Table 1. Epidemiological, virological and biochemical characteristics of the 217 patients with adequate TE results included in the training (n = 125) and validation (n = 92) cohorts
|Characteristics||Overall cohort (n = 217)||Training cohort (n = 125)||Validation cohort (n = 92)|
|Age*, years||47 (18–68)||47 (21–67)||48 (18–68)|
|Male, n||154 (71%)||97 (78%)||57 (62%)|
|>25 BMI†, n||63 (29%)||45 (36%)||18 (19%)|
|Alcohol abuse‡, n||13 (6%)||6 (5%)||7 (8%)|
|HBeAg negative, n||169 (78%)||98 (77%)||716 (77%)|
|HBV DNA*, log10 copies/mL||6.3 (1.3–9.0)||6.4 (3.3–9.0)||6.3 (1.3–8.9)|
|Platelets*, 109/L||185 (97–304)||194 (97–296)||175 (100–304)|
|AST*, IU/L||46 (16–559)||45 (20–559)||46 (16–457)|
|ALT*, IU/L||69 (11–855)||68 (19–855)||70 (11–614)|
|INR*||1.07 (0.85–1.29)||1.07 (0.87–1.28)||1.07 (0.85–1.29)|
|Bilirubin*, mg/dL||0.7 (0.1–2.8)||0.7 (0.2–2.5)||0.6 (0.1–2.8)|
|Albumin*, g/dL||4.3 (3.6–5.2)||4.3 (3.6–5.2)||4.5 (3.9–5.2)|
| F0,1||89 (41%)||59 (47%)||30 (33%)|
| F2,3||84 (39%)||46 (37%)||38 (41%)|
| F4||44 (20%)||20 (16%)||24 (26%)|
|TE values*, kPa||8.1 (3.4–62.0)||7.8 (3.4–62.0)||8.4 (3.7–60.4)|
The degree of fibrosis was F0/1, F2, F3 and F4 in 89, 51, 33 and 44 patients. Significant fibrosis (F ≥ 2) and cirrhosis (F4) were detected in 59% and 20% of patients, respectively. Baseline epidemiological, virological and biochemical features were similar between the training and validation cohort. TE values ranged from 3.4 kPa to 62.0 kPa, with a median of 8.1 kPa. The median TE values were 5.4, 6.2, 8.1, 10 and 15.5 kPa for F0, F1, F2, F3 and F4 (Figure 1).
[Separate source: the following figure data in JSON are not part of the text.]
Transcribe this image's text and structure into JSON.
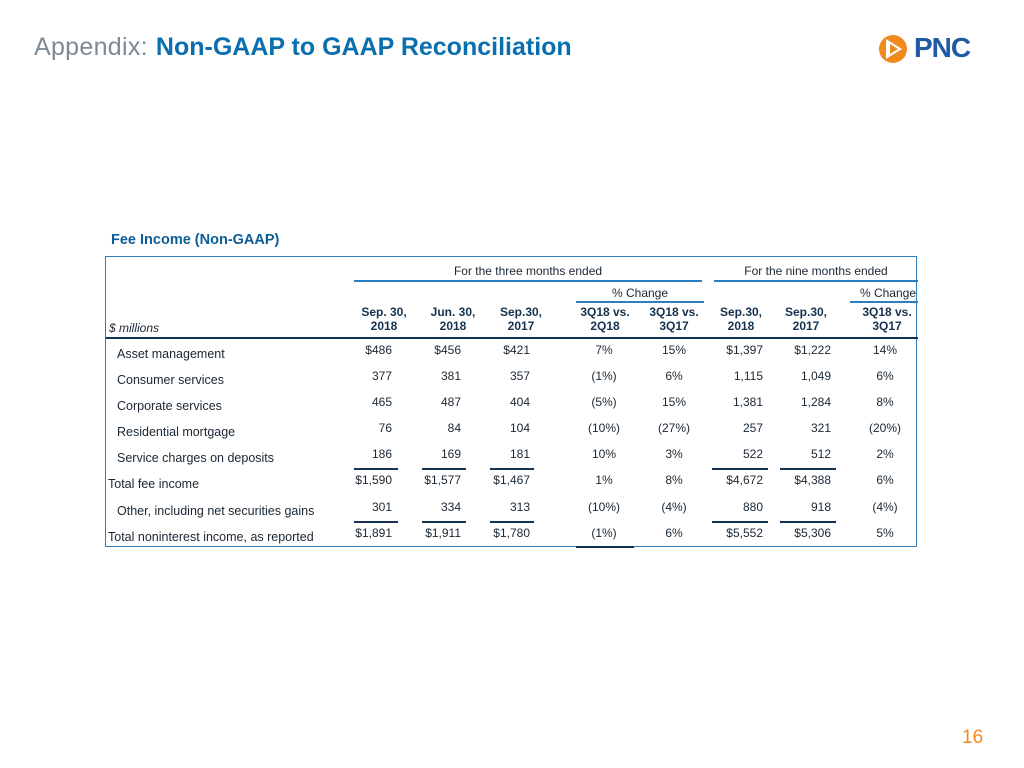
{
  "header": {
    "prefix": "Appendix:",
    "title": "Non-GAAP to GAAP Reconciliation",
    "logo_text": "PNC"
  },
  "section_title": "Fee Income (Non-GAAP)",
  "table": {
    "units_label": "$ millions",
    "group_three_months": "For the three months ended",
    "group_nine_months": "For the nine months ended",
    "pct_change_label_1": "% Change",
    "pct_change_label_2": "% Change",
    "columns": [
      {
        "line1": "Sep. 30,",
        "line2": "2018"
      },
      {
        "line1": "Jun. 30,",
        "line2": "2018"
      },
      {
        "line1": "Sep.30,",
        "line2": "2017"
      },
      {
        "line1": "3Q18 vs.",
        "line2": "2Q18"
      },
      {
        "line1": "3Q18 vs.",
        "line2": "3Q17"
      },
      {
        "line1": "Sep.30,",
        "line2": "2018"
      },
      {
        "line1": "Sep.30,",
        "line2": "2017"
      },
      {
        "line1": "3Q18 vs.",
        "line2": "3Q17"
      }
    ],
    "rows": [
      {
        "label": "Asset management",
        "values": [
          "$486",
          "$456",
          "$421",
          "7%",
          "15%",
          "$1,397",
          "$1,222",
          "14%"
        ]
      },
      {
        "label": "Consumer services",
        "values": [
          "377",
          "381",
          "357",
          "(1%)",
          "6%",
          "1,115",
          "1,049",
          "6%"
        ]
      },
      {
        "label": "Corporate services",
        "values": [
          "465",
          "487",
          "404",
          "(5%)",
          "15%",
          "1,381",
          "1,284",
          "8%"
        ]
      },
      {
        "label": "Residential mortgage",
        "values": [
          "76",
          "84",
          "104",
          "(10%)",
          "(27%)",
          "257",
          "321",
          "(20%)"
        ]
      },
      {
        "label": "Service charges on deposits",
        "values": [
          "186",
          "169",
          "181",
          "10%",
          "3%",
          "522",
          "512",
          "2%"
        ]
      },
      {
        "label": "Total fee income",
        "values": [
          "$1,590",
          "$1,577",
          "$1,467",
          "1%",
          "8%",
          "$4,672",
          "$4,388",
          "6%"
        ]
      },
      {
        "label": "Other, including net securities gains",
        "values": [
          "301",
          "334",
          "313",
          "(10%)",
          "(4%)",
          "880",
          "918",
          "(4%)"
        ]
      },
      {
        "label": "Total noninterest income, as reported",
        "values": [
          "$1,891",
          "$1,911",
          "$1,780",
          "(1%)",
          "6%",
          "$5,552",
          "$5,306",
          "5%"
        ]
      }
    ]
  },
  "page_number": "16",
  "colors": {
    "brand_blue": "#0a6fae",
    "accent_orange": "#f08a1c",
    "table_border": "#2b7fc0"
  }
}
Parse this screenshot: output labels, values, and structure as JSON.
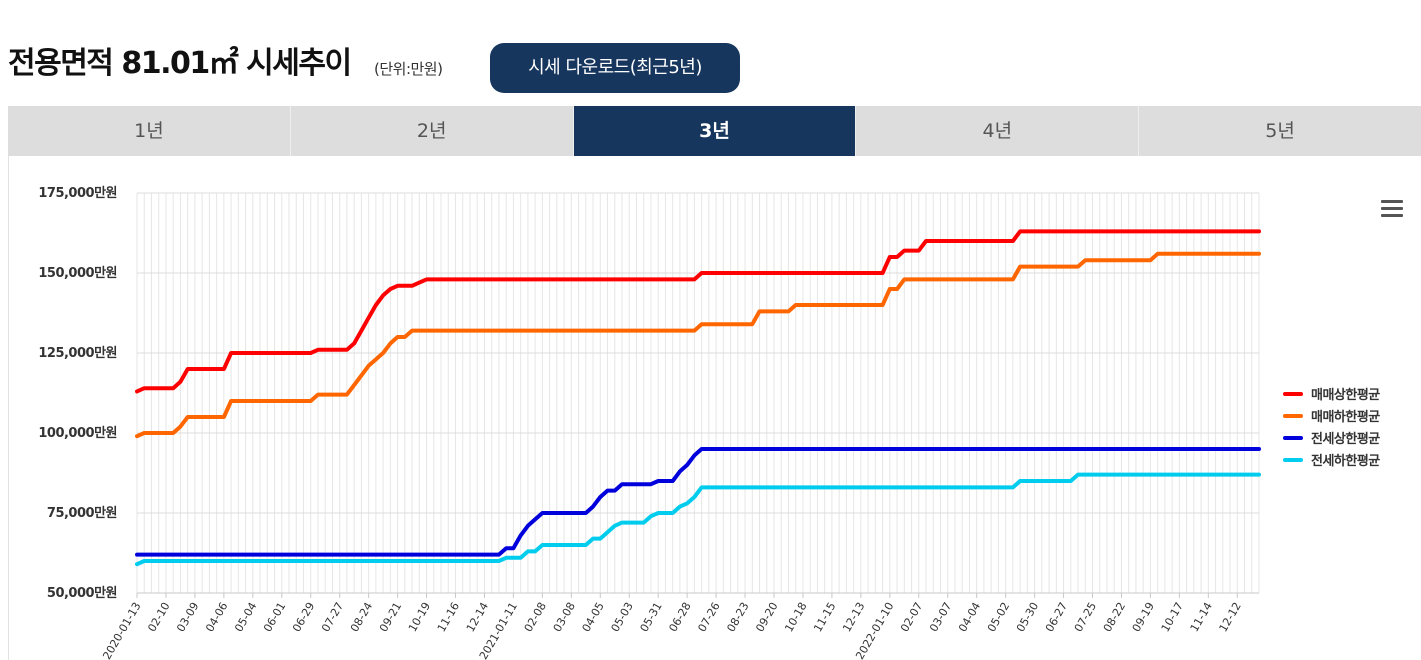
{
  "header": {
    "title": "전용면적 81.01㎡ 시세추이",
    "unit": "(단위:만원)",
    "download_label": "시세 다운로드(최근5년)"
  },
  "tabs": [
    {
      "label": "1년",
      "active": false
    },
    {
      "label": "2년",
      "active": false
    },
    {
      "label": "3년",
      "active": true
    },
    {
      "label": "4년",
      "active": false
    },
    {
      "label": "5년",
      "active": false
    }
  ],
  "chart_data": {
    "type": "line",
    "title": "",
    "xlabel": "",
    "ylabel": "",
    "ylim": [
      50000,
      175000
    ],
    "y_ticks": [
      50000,
      75000,
      100000,
      125000,
      150000,
      175000
    ],
    "y_tick_suffix": "만원",
    "x_ticks": [
      "2020-01-13",
      "02-10",
      "03-09",
      "04-06",
      "05-04",
      "06-01",
      "06-29",
      "07-27",
      "08-24",
      "09-21",
      "10-19",
      "11-16",
      "12-14",
      "2021-01-11",
      "02-08",
      "03-08",
      "04-05",
      "05-03",
      "05-31",
      "06-28",
      "07-26",
      "08-23",
      "09-20",
      "10-18",
      "11-15",
      "12-13",
      "2022-01-10",
      "02-07",
      "03-07",
      "04-04",
      "05-02",
      "05-30",
      "06-27",
      "07-25",
      "08-22",
      "09-19",
      "10-17",
      "11-14",
      "12-12"
    ],
    "x_range": [
      0,
      155
    ],
    "legend_position": "right",
    "series": [
      {
        "name": "매매상한평균",
        "color": "#ff0000",
        "points": [
          [
            0,
            113000
          ],
          [
            1,
            114000
          ],
          [
            5,
            114000
          ],
          [
            6,
            116000
          ],
          [
            7,
            120000
          ],
          [
            12,
            120000
          ],
          [
            13,
            125000
          ],
          [
            24,
            125000
          ],
          [
            25,
            126000
          ],
          [
            29,
            126000
          ],
          [
            30,
            128000
          ],
          [
            31,
            132000
          ],
          [
            32,
            136000
          ],
          [
            33,
            140000
          ],
          [
            34,
            143000
          ],
          [
            35,
            145000
          ],
          [
            36,
            146000
          ],
          [
            38,
            146000
          ],
          [
            39,
            147000
          ],
          [
            40,
            148000
          ],
          [
            77,
            148000
          ],
          [
            78,
            150000
          ],
          [
            103,
            150000
          ],
          [
            104,
            155000
          ],
          [
            105,
            155000
          ],
          [
            106,
            157000
          ],
          [
            108,
            157000
          ],
          [
            109,
            160000
          ],
          [
            121,
            160000
          ],
          [
            122,
            163000
          ],
          [
            155,
            163000
          ]
        ]
      },
      {
        "name": "매매하한평균",
        "color": "#ff6600",
        "points": [
          [
            0,
            99000
          ],
          [
            1,
            100000
          ],
          [
            5,
            100000
          ],
          [
            6,
            102000
          ],
          [
            7,
            105000
          ],
          [
            12,
            105000
          ],
          [
            13,
            110000
          ],
          [
            24,
            110000
          ],
          [
            25,
            112000
          ],
          [
            29,
            112000
          ],
          [
            30,
            115000
          ],
          [
            31,
            118000
          ],
          [
            32,
            121000
          ],
          [
            33,
            123000
          ],
          [
            34,
            125000
          ],
          [
            35,
            128000
          ],
          [
            36,
            130000
          ],
          [
            37,
            130000
          ],
          [
            38,
            132000
          ],
          [
            77,
            132000
          ],
          [
            78,
            134000
          ],
          [
            85,
            134000
          ],
          [
            86,
            138000
          ],
          [
            90,
            138000
          ],
          [
            91,
            140000
          ],
          [
            103,
            140000
          ],
          [
            104,
            145000
          ],
          [
            105,
            145000
          ],
          [
            106,
            148000
          ],
          [
            121,
            148000
          ],
          [
            122,
            152000
          ],
          [
            130,
            152000
          ],
          [
            131,
            154000
          ],
          [
            140,
            154000
          ],
          [
            141,
            156000
          ],
          [
            155,
            156000
          ]
        ]
      },
      {
        "name": "전세상한평균",
        "color": "#0000dd",
        "points": [
          [
            0,
            62000
          ],
          [
            50,
            62000
          ],
          [
            51,
            64000
          ],
          [
            52,
            64000
          ],
          [
            53,
            68000
          ],
          [
            54,
            71000
          ],
          [
            55,
            73000
          ],
          [
            56,
            75000
          ],
          [
            62,
            75000
          ],
          [
            63,
            77000
          ],
          [
            64,
            80000
          ],
          [
            65,
            82000
          ],
          [
            66,
            82000
          ],
          [
            67,
            84000
          ],
          [
            71,
            84000
          ],
          [
            72,
            85000
          ],
          [
            74,
            85000
          ],
          [
            75,
            88000
          ],
          [
            76,
            90000
          ],
          [
            77,
            93000
          ],
          [
            78,
            95000
          ],
          [
            155,
            95000
          ]
        ]
      },
      {
        "name": "전세하한평균",
        "color": "#00ccee",
        "points": [
          [
            0,
            59000
          ],
          [
            1,
            60000
          ],
          [
            50,
            60000
          ],
          [
            51,
            61000
          ],
          [
            53,
            61000
          ],
          [
            54,
            63000
          ],
          [
            55,
            63000
          ],
          [
            56,
            65000
          ],
          [
            62,
            65000
          ],
          [
            63,
            67000
          ],
          [
            64,
            67000
          ],
          [
            65,
            69000
          ],
          [
            66,
            71000
          ],
          [
            67,
            72000
          ],
          [
            70,
            72000
          ],
          [
            71,
            74000
          ],
          [
            72,
            75000
          ],
          [
            74,
            75000
          ],
          [
            75,
            77000
          ],
          [
            76,
            78000
          ],
          [
            77,
            80000
          ],
          [
            78,
            83000
          ],
          [
            121,
            83000
          ],
          [
            122,
            85000
          ],
          [
            129,
            85000
          ],
          [
            130,
            87000
          ],
          [
            155,
            87000
          ]
        ]
      }
    ]
  }
}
The distribution of liver stiffness values according to fibrosis stage in the training and in the validation cohort are reported in Table 2. Liver stiffness significantly correlated with BMI, platelets counts, AST, ALT, staging and steatosis (Table 3).
Figure 1. Distribution of liver stiffness (kPa) values using transient elastography according to METAVIR staging score in 217 patients.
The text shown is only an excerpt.